Claire was a victim of domestic violence and as a result has suffered a life changing condition resulting in her no longer having the same capacity to take care of herself and her family in the way she used to. This has led to the children being removed from her care temporarily. Claire has been known to ASC services and has been struggling with custody over her children since. Currently the children are in temporary foster care – where the greatest chance of Claire being reunited fully with them is for her to move into a supported living facility with the children, where they can be better supported.
When Claire first started coming to the service, she couldn’t go anywhere on her own – not even to the corner shop. It took a very long time for the Independent Living Skills Officer to build trust and support Claire to attend her initial meetings and discreet assessments and start to develop an action plan together. Once Claire started to ‘open up’, she told PAGE about her barriers such as keeping a clean and tidy home, money management issues and reading letters. Food safety and safe cooking results in the home were a real barrier.
Claire has not been taught independent living skills growing up due to her parents own learning gaps, and she struggles with many of these basic things we all take for granted each day. Claire is loved by her family but needed training and rapid support to get herself safe and in positive relationships and create a safer home environment where she is in control and the children’s needs are being met. For example, she had pets but did not understand basic hygiene and cross contamination, so we used paint to demonstrate how germs are spread by putting paint on our hands and moving around the kitchen doing everyday tasks. Claire was supported to ‘see’ the germs and cross contamination. This was a fun experience that led to her opening up about some desires to learn more about cooking. She was referred to Ideal for All’s Growing Opportunities project and joined the cooking and gentle gardening groups on a Wednesday. This helped with her skills but also her wellbeing and mental health discreetly. Here Claire extended her knowledge about cooking and safer food results at home. She also became part of a welcoming group who made sure everyone washed their hands every week before, during and after the session! Claire loved the group so much she started growing her own strawberries, tomatoes and flowers at home. Claire even picked strawberries and brought them along to her visitation meeting for the children!
Claire also did not have many of the home comforts one would expect to see such as carpet on hard concrete floors and did not understand why this would not be a suitable environment for children. Our ILSO supported Claire through practical help such as working together to develop a cleaning schedule in full colour and laminated so Claire can use this independently moving forwards. This is really working well and is helping to achieve those small, short term ‘wins’ that Claire needs right now, in addition to forming routines as the ‘norm’ and keeping to a schedule. Her home is cleaner, safer and more managed, which has made her feel so much better. She has made friends and talks to others in the support group at the gardens. Working with the ILSO her confidence has grown, and her trust is starting to rebuild. She is communicating as an adult with others in her life when she needs to, and not relying on others to communicate for her. This has enabled her to get things done such as having the windows and doors replaced after living in a draughty property for many years.

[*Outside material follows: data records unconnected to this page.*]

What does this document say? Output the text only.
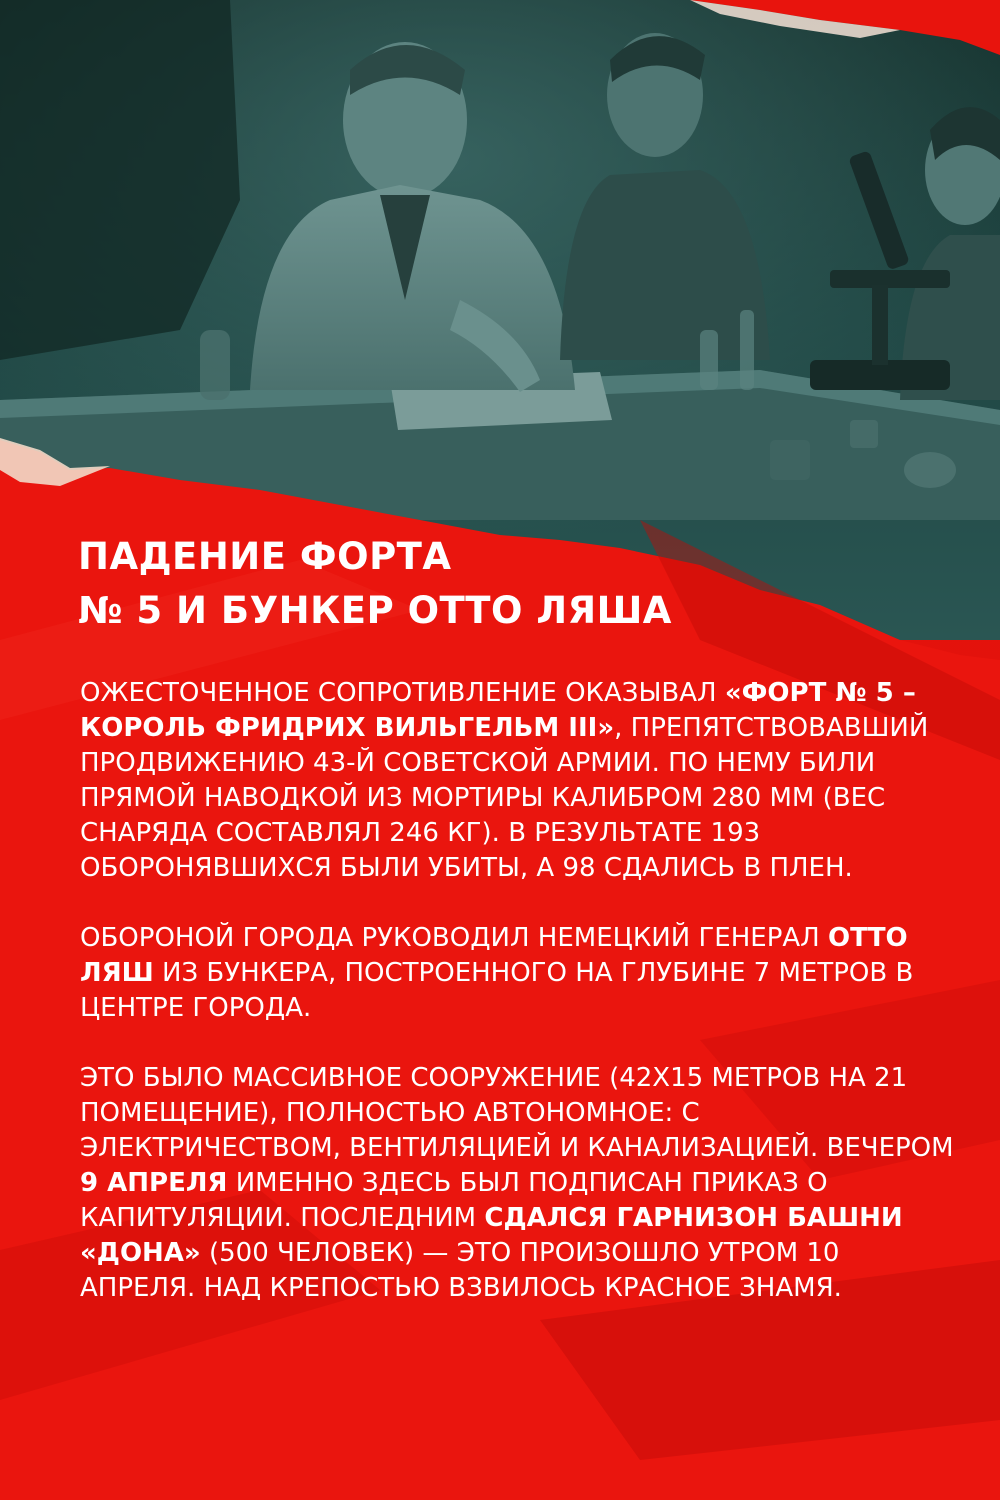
ПАДЕНИЕ ФОРТА
№ 5 И БУНКЕР ОТТО ЛЯША

ОЖЕСТОЧЕННОЕ СОПРОТИВЛЕНИЕ ОКАЗЫВАЛ «ФОРТ № 5 – КОРОЛЬ ФРИДРИХ ВИЛЬГЕЛЬМ III», ПРЕПЯТСТВОВАВШИЙ ПРОДВИЖЕНИЮ 43-Й СОВЕТСКОЙ АРМИИ. ПО НЕМУ БИЛИ ПРЯМОЙ НАВОДКОЙ ИЗ МОРТИРЫ КАЛИБРОМ 280 ММ (ВЕС СНАРЯДА СОСТАВЛЯЛ 246 КГ). В РЕЗУЛЬТАТЕ 193 ОБОРОНЯВШИХСЯ БЫЛИ УБИТЫ, А 98 СДАЛИСЬ В ПЛЕН.

ОБОРОНОЙ ГОРОДА РУКОВОДИЛ НЕМЕЦКИЙ ГЕНЕРАЛ ОТТО ЛЯШ ИЗ БУНКЕРА, ПОСТРОЕННОГО НА ГЛУБИНЕ 7 МЕТРОВ В ЦЕНТРЕ ГОРОДА.

ЭТО БЫЛО МАССИВНОЕ СООРУЖЕНИЕ (42Х15 МЕТРОВ НА 21 ПОМЕЩЕНИЕ), ПОЛНОСТЬЮ АВТОНОМНОЕ: С ЭЛЕКТРИЧЕСТВОМ, ВЕНТИЛЯЦИЕЙ И КАНАЛИЗАЦИЕЙ. ВЕЧЕРОМ 9 АПРЕЛЯ ИМЕННО ЗДЕСЬ БЫЛ ПОДПИСАН ПРИКАЗ О КАПИТУЛЯЦИИ. ПОСЛЕДНИМ СДАЛСЯ ГАРНИЗОН БАШНИ «ДОНА» (500 ЧЕЛОВЕК) — ЭТО ПРОИЗОШЛО УТРОМ 10 АПРЕЛЯ. НАД КРЕПОСТЬЮ ВЗВИЛОСЬ КРАСНОЕ ЗНАМЯ.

Claire felt very guilty and had separation anxiety about being apart from her children – naturally. She started spoiling the children a lot and was getting herself into a lot of debt by spending on expensive gifts as a result of guilt in not seeing the children. Here we aligned with the other agencies in her life to support proper boundaries with the children. Claire had already done parenting classes; however, the ILSO used this learning opportunity to ‘circle back’ and compound that learning. ”. The ILSO helped Claire to go back to what she has already learned and put this into practice e.g., healthy boundaries for children, showing love in other ways, safe and responsible discipline. Through conversations like these, it is clear there are gaps in local provision for LD people as the pace of learning is so different and they need to experience this learning in their home setting to put into practice themselves and not in isolation.
I had to learn a lot in a short time at parenting classes, I had so much to take in. I can’t remember all of it. I was too upset with everything going on.
To support Claire to develop skills for life in other areas she has also been supported to access a college open day to enrol on numeracy skills support and literacy courses. This is because Claire wants to understand her money, her letters and help her children when they are getting a bit older. “I don’t want my children to be made fun of because I can’t read and write as their mum.” This is very empowering for her, and she attended the enrolment on time, travelling alone and meeting the ILSO at the college for the assessment. Claire is travelling independently and is uses public transport instead of taxis which is saving her lots of money and growing her confidence. Through the travel training support from the ILO, she has reduced her anxiety and can control this by self-manging this and calming herself. Claire is delighted to be out on her own and getting to where she needs to be!
“Before I became a part of the page project, I really struggled and felt that I am all alone in my situation. I felt that I had no one that was listening to my wishes and what I want as a mom. Everything was just based on the children’s workers and what they wanted. Now I feel that I have someone that is listening to what I want.”